KARDEŞ GİBİYDİLER

Yumurta tavuk hikayesi gibidir; sistem/devlet mi suçlu doğurur, yoksa suç mu devletlerin varlığını yaratır? Aslında suçun çıkış kaynağı eşitsizliği, her türlü geri kalmışlığı körükleyen; devlet mekanizmaları değildir diyebilir miyiz? Tüm bunları anlatan bir film: Kardeş Gibiydiler

Tüm dünya devletlerinde yoksul mahalleler; suçun yatağı, suçu yeniden üreten yerler olarak resmedilir ve fakat onları yoksulluğa, çaresizliğe itmenin, gözden çıkarmanın da suç olduğu; hatta suçun en büyüğü olduğu gözlerden saklanır…

Adaletsizliğin, eşitsizliğin, ötekileştirmenin yaşandığı yerlerde isyanın, “suçun” doğmamasını beklemek; biraz da abesle iştigal değilse, nedir ki?

Islaha Kendilerinden Başlasalar Keşke…

Dezavantajlı, yoksulluğun, suçun içinde büyüyen çocuklardan -tam da arzu edildiği gibi-; aksini beklemek mümkün mü?

Sonra o çocukları ıslah etmek, “iyi insan yetiştirmek” için tıktığınız ıslah evleri, gerçekte kaç kişi üzerinde etkili oldu; kaçını geri kazabildiniz?

Hell’s Kitchen’da, ergenliğe yeni girin 4 çocuğun; suçla, ıslahhaneyle ve orada geçirdikleri bir yıl sonucunda da kararan hayatlarına dair, yaşam öykülerinden senaryolaştırılmış; “Sleepers/Kardeş Gibiydiler; suçun, suçlunun iç içe  geçtiği, bir film.

4 çocuk ergen, ıslahevini gardiyanların insanlık dışı muameleleri, şiddeti ve tacizlerine maruz kalırken; çocuklukları ve gelecekleri de ellerinden çalınır ve suç sarmalı yeniden ve yeniden kendini doğurur…

İçlerinde en masum kimdi, sorgusuyla izleyeceğiniz 1996 yapımı, filmin yönetmenliğini Barry Levinson yapıyor.
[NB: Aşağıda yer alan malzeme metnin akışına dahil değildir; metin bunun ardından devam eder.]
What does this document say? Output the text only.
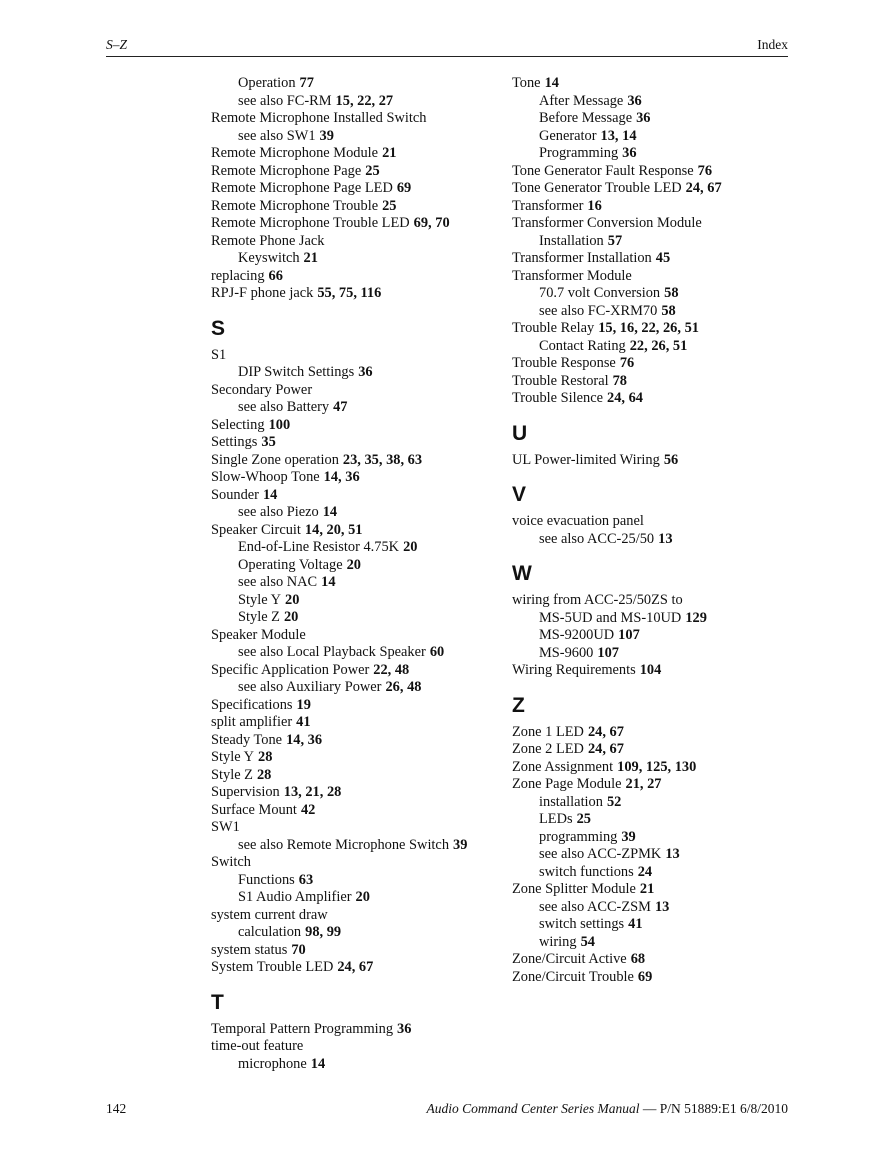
S–Z	Index
Operation 77
see also FC-RM 15, 22, 27
Remote Microphone Installed Switch
see also SW1 39
Remote Microphone Module 21
Remote Microphone Page 25
Remote Microphone Page LED 69
Remote Microphone Trouble 25
Remote Microphone Trouble LED 69, 70
Remote Phone Jack
Keyswitch 21
replacing 66
RPJ-F phone jack 55, 75, 116
S
S1
DIP Switch Settings 36
Secondary Power
see also Battery 47
Selecting 100
Settings 35
Single Zone operation 23, 35, 38, 63
Slow-Whoop Tone 14, 36
Sounder 14
see also Piezo 14
Speaker Circuit 14, 20, 51
End-of-Line Resistor 4.75K 20
Operating Voltage 20
see also NAC 14
Style Y 20
Style Z 20
Speaker Module
see also Local Playback Speaker 60
Specific Application Power 22, 48
see also Auxiliary Power 26, 48
Specifications 19
split amplifier 41
Steady Tone 14, 36
Style Y 28
Style Z 28
Supervision 13, 21, 28
Surface Mount 42
SW1
see also Remote Microphone Switch 39
Switch
Functions 63
S1 Audio Amplifier 20
system current draw
calculation 98, 99
system status 70
System Trouble LED 24, 67
T
Temporal Pattern Programming 36
time-out feature
microphone 14
Tone 14
After Message 36
Before Message 36
Generator 13, 14
Programming 36
Tone Generator Fault Response 76
Tone Generator Trouble LED 24, 67
Transformer 16
Transformer Conversion Module
Installation 57
Transformer Installation 45
Transformer Module
70.7 volt Conversion 58
see also FC-XRM70 58
Trouble Relay 15, 16, 22, 26, 51
Contact Rating 22, 26, 51
Trouble Response 76
Trouble Restoral 78
Trouble Silence 24, 64
U
UL Power-limited Wiring 56
V
voice evacuation panel
see also ACC-25/50 13
W
wiring from ACC-25/50ZS to
MS-5UD and MS-10UD 129
MS-9200UD 107
MS-9600 107
Wiring Requirements 104
Z
Zone 1 LED 24, 67
Zone 2 LED 24, 67
Zone Assignment 109, 125, 130
Zone Page Module 21, 27
installation 52
LEDs 25
programming 39
see also ACC-ZPMK 13
switch functions 24
Zone Splitter Module 21
see also ACC-ZSM 13
switch settings 41
wiring 54
Zone/Circuit Active 68
Zone/Circuit Trouble 69
142	Audio Command Center Series Manual — P/N 51889:E1 6/8/2010
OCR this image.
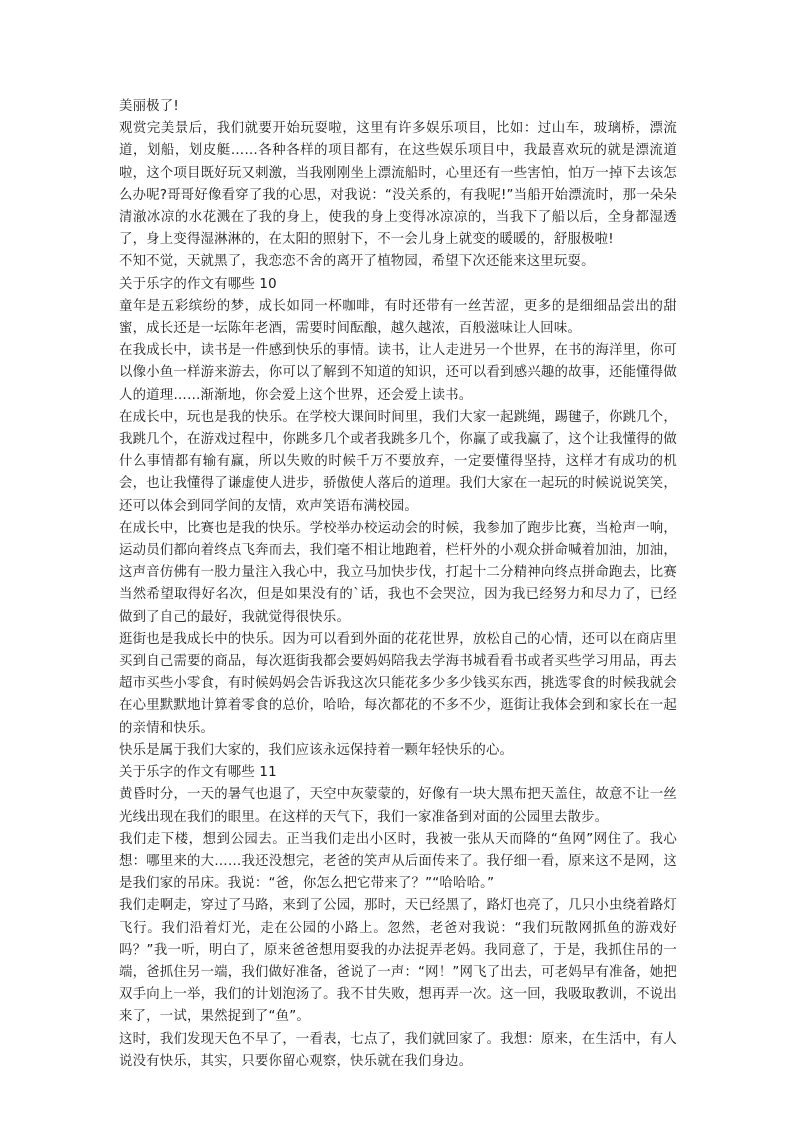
美丽极了!

观赏完美景后，我们就要开始玩耍啦，这里有许多娱乐项目，比如：过山车，玻璃桥，漂流道，划船，划皮艇……各种各样的项目都有，在这些娱乐项目中，我最喜欢玩的就是漂流道啦，这个项目既好玩又刺激，当我刚刚坐上漂流船时，心里还有一些害怕，怕万一掉下去该怎么办呢?哥哥好像看穿了我的心思，对我说：“没关系的，有我呢!”当船开始漂流时，那一朵朵清澈冰凉的水花溅在了我的身上，使我的身上变得冰凉凉的，当我下了船以后，全身都湿透了，身上变得湿淋淋的，在太阳的照射下，不一会儿身上就变的暖暖的，舒服极啦!

不知不觉，天就黑了，我恋恋不舍的离开了植物园，希望下次还能来这里玩耍。

关于乐字的作文有哪些 10

童年是五彩缤纷的梦，成长如同一杯咖啡，有时还带有一丝苦涩，更多的是细细品尝出的甜蜜，成长还是一坛陈年老酒，需要时间酝酿，越久越浓，百般滋味让人回味。

在我成长中，读书是一件感到快乐的事情。读书，让人走进另一个世界，在书的海洋里，你可以像小鱼一样游来游去，你可以了解到不知道的知识，还可以看到感兴趣的故事，还能懂得做人的道理……渐渐地，你会爱上这个世界，还会爱上读书。

在成长中，玩也是我的快乐。在学校大课间时间里，我们大家一起跳绳，踢毽子，你跳几个，我跳几个，在游戏过程中，你跳多几个或者我跳多几个，你赢了或我赢了，这个让我懂得的做什么事情都有输有赢，所以失败的时候千万不要放弃，一定要懂得坚持，这样才有成功的机会，也让我懂得了谦虚使人进步，骄傲使人落后的道理。我们大家在一起玩的时候说说笑笑，还可以体会到同学间的友情，欢声笑语布满校园。

在成长中，比赛也是我的快乐。学校举办校运动会的时候，我参加了跑步比赛，当枪声一响，运动员们都向着终点飞奔而去，我们毫不相让地跑着，栏杆外的小观众拼命喊着加油，加油，这声音仿佛有一股力量注入我心中，我立马加快步伐，打起十二分精神向终点拼命跑去，比赛当然希望取得好名次，但是如果没有的`话，我也不会哭泣，因为我已经努力和尽力了，已经做到了自己的最好，我就觉得很快乐。

逛街也是我成长中的快乐。因为可以看到外面的花花世界，放松自己的心情，还可以在商店里买到自己需要的商品，每次逛街我都会要妈妈陪我去学海书城看看书或者买些学习用品，再去超市买些小零食，有时候妈妈会告诉我这次只能花多少多少钱买东西，挑选零食的时候我就会在心里默默地计算着零食的总价，哈哈，每次都花的不多不少，逛街让我体会到和家长在一起的亲情和快乐。

快乐是属于我们大家的，我们应该永远保持着一颗年轻快乐的心。

关于乐字的作文有哪些 11

黄昏时分，一天的暑气也退了，天空中灰蒙蒙的，好像有一块大黑布把天盖住，故意不让一丝光线出现在我们的眼里。在这样的天气下，我们一家准备到对面的公园里去散步。

我们走下楼，想到公园去。正当我们走出小区时，我被一张从天而降的“鱼网”网住了。我心想：哪里来的大……我还没想完，老爸的笑声从后面传来了。我仔细一看，原来这不是网，这是我们家的吊床。我说：“爸，你怎么把它带来了？”“哈哈哈。”

我们走啊走，穿过了马路，来到了公园，那时，天已经黑了，路灯也亮了，几只小虫绕着路灯飞行。我们沿着灯光，走在公园的小路上。忽然，老爸对我说：“我们玩散网抓鱼的游戏好吗？”我一听，明白了，原来爸爸想用耍我的办法捉弄老妈。我同意了，于是，我抓住吊的一端，爸抓住另一端，我们做好准备，爸说了一声：“网！”网飞了出去，可老妈早有准备，她把双手向上一举，我们的计划泡汤了。我不甘失败，想再弄一次。这一回，我吸取教训，不说出来了，一试，果然捉到了“鱼”。

这时，我们发现天色不早了，一看表，七点了，我们就回家了。我想：原来，在生活中，有人说没有快乐，其实，只要你留心观察，快乐就在我们身边。
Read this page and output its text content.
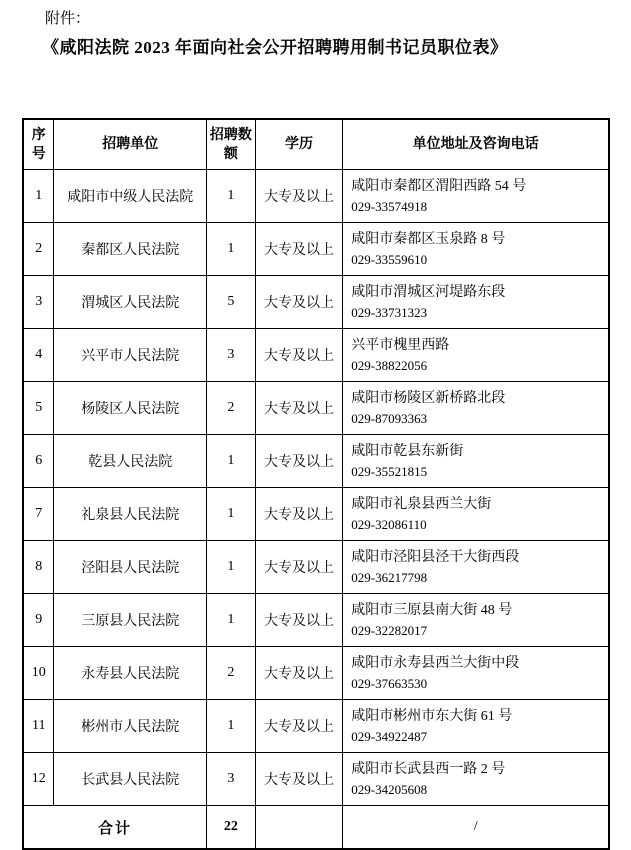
附件：
《咸阳法院 2023 年面向社会公开招聘聘用制书记员职位表》
序号	招聘单位	招聘数额	学历	单位地址及咨询电话
1	咸阳市中级人民法院	1	大专及以上	咸阳市秦都区渭阳西路 54 号
029-33574918

2	秦都区人民法院	1	大专及以上	咸阳市秦都区玉泉路 8 号
029-33559610

3	渭城区人民法院	5	大专及以上	咸阳市渭城区河堤路东段
029-33731323

4	兴平市人民法院	3	大专及以上	兴平市槐里西路
029-38822056

5	杨陵区人民法院	2	大专及以上	咸阳市杨陵区新桥路北段
029-87093363

6	乾县人民法院	1	大专及以上	咸阳市乾县东新街
029-35521815

7	礼泉县人民法院	1	大专及以上	咸阳市礼泉县西兰大街
029-32086110

8	泾阳县人民法院	1	大专及以上	咸阳市泾阳县泾干大街西段
029-36217798

9	三原县人民法院	1	大专及以上	咸阳市三原县南大街 48 号
029-32282017

10	永寿县人民法院	2	大专及以上	咸阳市永寿县西兰大街中段
029-37663530

11	彬州市人民法院	1	大专及以上	咸阳市彬州市东大街 61 号
029-34922487

12	长武县人民法院	3	大专及以上	咸阳市长武县西一路 2 号
029-34205608

合计		22		/
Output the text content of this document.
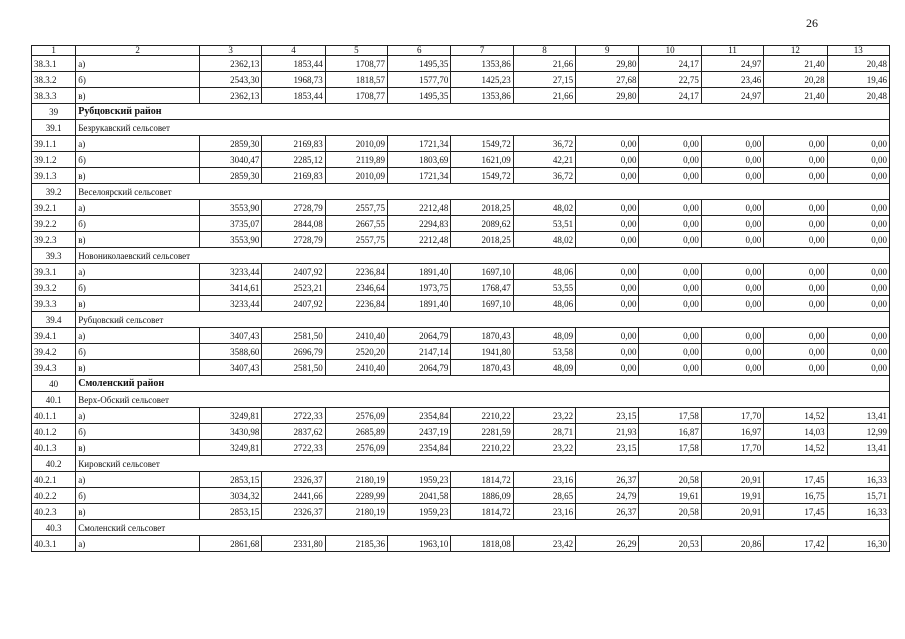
26
1	2	3	4	5	6	7	8	9	10	11	12	13
38.3.1	а)	2362,13	1853,44	1708,77	1495,35	1353,86	21,66	29,80	24,17	24,97	21,40	20,48
38.3.2	б)	2543,30	1968,73	1818,57	1577,70	1425,23	27,15	27,68	22,75	23,46	20,28	19,46
38.3.3	в)	2362,13	1853,44	1708,77	1495,35	1353,86	21,66	29,80	24,17	24,97	21,40	20,48
39	Рубцовский район											
39.1	Безрукавский сельсовет											
39.1.1	а)	2859,30	2169,83	2010,09	1721,34	1549,72	36,72	0,00	0,00	0,00	0,00	0,00
39.1.2	б)	3040,47	2285,12	2119,89	1803,69	1621,09	42,21	0,00	0,00	0,00	0,00	0,00
39.1.3	в)	2859,30	2169,83	2010,09	1721,34	1549,72	36,72	0,00	0,00	0,00	0,00	0,00
39.2	Веселоярский сельсовет											
39.2.1	а)	3553,90	2728,79	2557,75	2212,48	2018,25	48,02	0,00	0,00	0,00	0,00	0,00
39.2.2	б)	3735,07	2844,08	2667,55	2294,83	2089,62	53,51	0,00	0,00	0,00	0,00	0,00
39.2.3	в)	3553,90	2728,79	2557,75	2212,48	2018,25	48,02	0,00	0,00	0,00	0,00	0,00
39.3	Новониколаевский сельсовет											
39.3.1	а)	3233,44	2407,92	2236,84	1891,40	1697,10	48,06	0,00	0,00	0,00	0,00	0,00
39.3.2	б)	3414,61	2523,21	2346,64	1973,75	1768,47	53,55	0,00	0,00	0,00	0,00	0,00
39.3.3	в)	3233,44	2407,92	2236,84	1891,40	1697,10	48,06	0,00	0,00	0,00	0,00	0,00
39.4	Рубцовский сельсовет											
39.4.1	а)	3407,43	2581,50	2410,40	2064,79	1870,43	48,09	0,00	0,00	0,00	0,00	0,00
39.4.2	б)	3588,60	2696,79	2520,20	2147,14	1941,80	53,58	0,00	0,00	0,00	0,00	0,00
39.4.3	в)	3407,43	2581,50	2410,40	2064,79	1870,43	48,09	0,00	0,00	0,00	0,00	0,00
40	Смоленский район											
40.1	Верх-Обский сельсовет											
40.1.1	а)	3249,81	2722,33	2576,09	2354,84	2210,22	23,22	23,15	17,58	17,70	14,52	13,41
40.1.2	б)	3430,98	2837,62	2685,89	2437,19	2281,59	28,71	21,93	16,87	16,97	14,03	12,99
40.1.3	в)	3249,81	2722,33	2576,09	2354,84	2210,22	23,22	23,15	17,58	17,70	14,52	13,41
40.2	Кировский сельсовет											
40.2.1	а)	2853,15	2326,37	2180,19	1959,23	1814,72	23,16	26,37	20,58	20,91	17,45	16,33
40.2.2	б)	3034,32	2441,66	2289,99	2041,58	1886,09	28,65	24,79	19,61	19,91	16,75	15,71
40.2.3	в)	2853,15	2326,37	2180,19	1959,23	1814,72	23,16	26,37	20,58	20,91	17,45	16,33
40.3	Смоленский сельсовет											
40.3.1	а)	2861,68	2331,80	2185,36	1963,10	1818,08	23,42	26,29	20,53	20,86	17,42	16,30
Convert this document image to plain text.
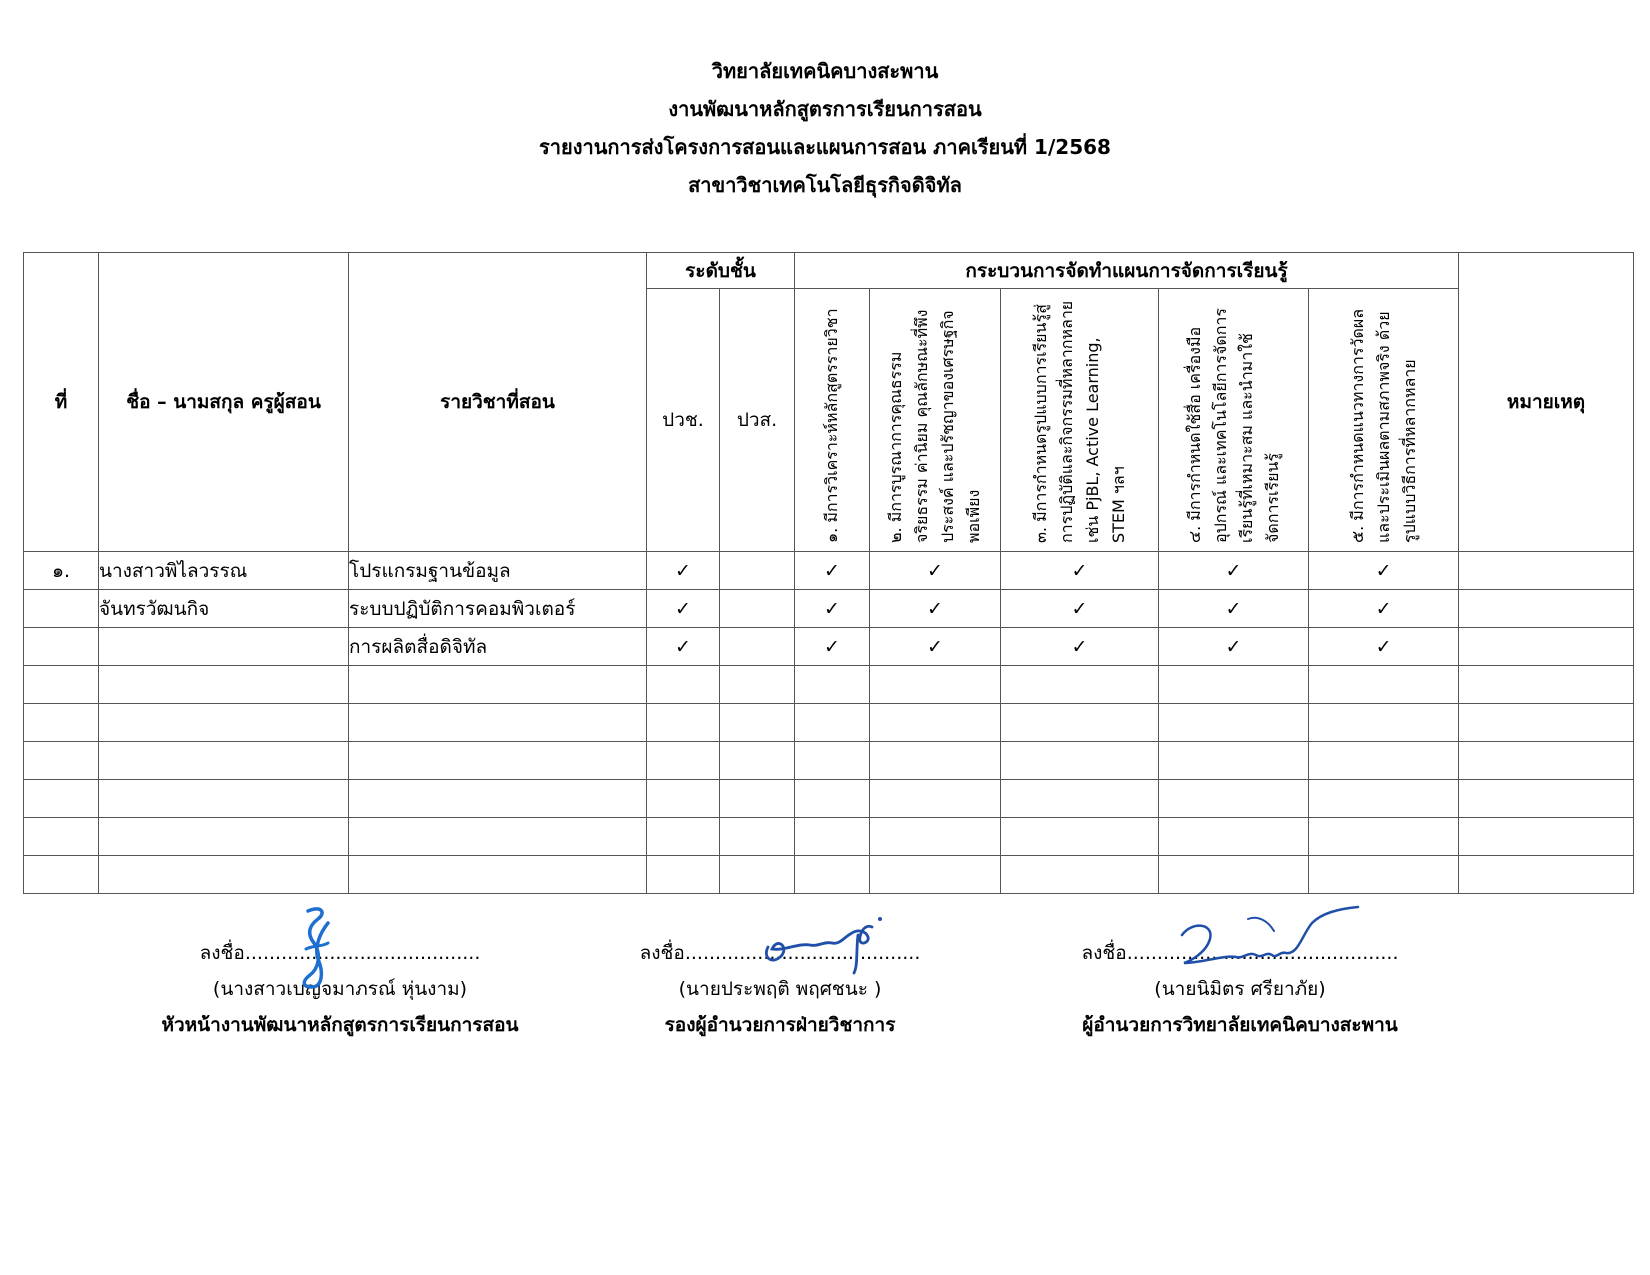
วิทยาลัยเทคนิคบางสะพาน
งานพัฒนาหลักสูตรการเรียนการสอน
รายงานการส่งโครงการสอนและแผนการสอน ภาคเรียนที่ 1/2568
สาขาวิชาเทคโนโลยีธุรกิจดิจิทัล
ที่	ชื่อ – นามสกุล ครูผู้สอน	รายวิชาที่สอน	ระดับชั้น		กระบวนการจัดทำแผนการจัดการเรียนรู้					หมายเหตุ
			ปวช.	ปวส.	๑. มีการวิเคราะห์หลักสูตรรายวิชา	๒. มีการบูรณาการคุณธรรม จริยธรรม ค่านิยม คุณลักษณะที่พึงประสงค์ และปรัชญาของเศรษฐกิจพอเพียง	๓. มีการกำหนดรูปแบบการเรียนรู้สู่การปฏิบัติและกิจกรรมที่หลากหลาย เช่น PjBL, Active Learning, STEM ฯลฯ	๔. มีการกำหนดใช้สื่อ เครื่องมือ อุปกรณ์ และเทคโนโลยีการจัดการเรียนรู้ที่เหมาะสม และนำมาใช้จัดการเรียนรู้	๕. มีการกำหนดแนวทางการวัดผลและประเมินผลตามสภาพจริง ด้วยรูปแบบวิธีการที่หลากหลาย	

๑.	นางสาวพิไลวรรณ	โปรแกรมฐานข้อมูล	✓		✓	✓	✓	✓	✓	
	จันทรวัฒนกิจ	ระบบปฏิบัติการคอมพิวเตอร์	✓		✓	✓	✓	✓	✓	
		การผลิตสื่อดิจิทัล	✓		✓	✓	✓	✓	✓	

ลงชื่อ.......................................
(นางสาวเบญจมาภรณ์ หุ่นงาม)
หัวหน้างานพัฒนาหลักสูตรการเรียนการสอน
ลงชื่อ.......................................
(นายประพฤติ พฤศชนะ )
รองผู้อำนวยการฝ่ายวิชาการ
ลงชื่อ.............................................
(นายนิมิตร ศรียาภัย)
ผู้อำนวยการวิทยาลัยเทคนิคบางสะพาน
Lorenzo Carcaterra’nın, aynı adlı romanından senaryolaştırılması da Levinson ve Carcaterra tarafından yapılmış.

Dustin Hoffman, Robert De Niro, Brad Pitt, Kevin Bacon gibi Hollywood’un ünlü aktörlerinin başrollerde olduğu; drama, gerilim karışımı, 147 dakikalık ruhsal olarak yorucu olsada; görülesi filmlerden.

Hayatında ceza veya ıslahevi deneyimi  yaşayanlar için, tetikleyici olma ihtimali de mevcut… Ne yazık ki…

Sonraki yıllarda ülkemizde de gösterilen; “Suskunlar” dizinin de çıkış  noktası olmuş filmimiz.

Ayrıca, filmin müziklerini John Williams yapmış. “En İyi Film Müziği” dalında; OSCAR’a da aday gösterilmiş.

Ne izlesem diye arayışta olanlara, belki geçmişte izlemiş; ama hafıza tazelemek isteyenlerin de yeniden göremeyi isteyeceği filmlerden derim. Siz de bu haftanın biraz düşünerek geçmesi, eski filmlerin kalitesiyle harmanlanmasını istiyorsanız izlemiş olsanız bile mutlaka yeniden izlemelisiniz.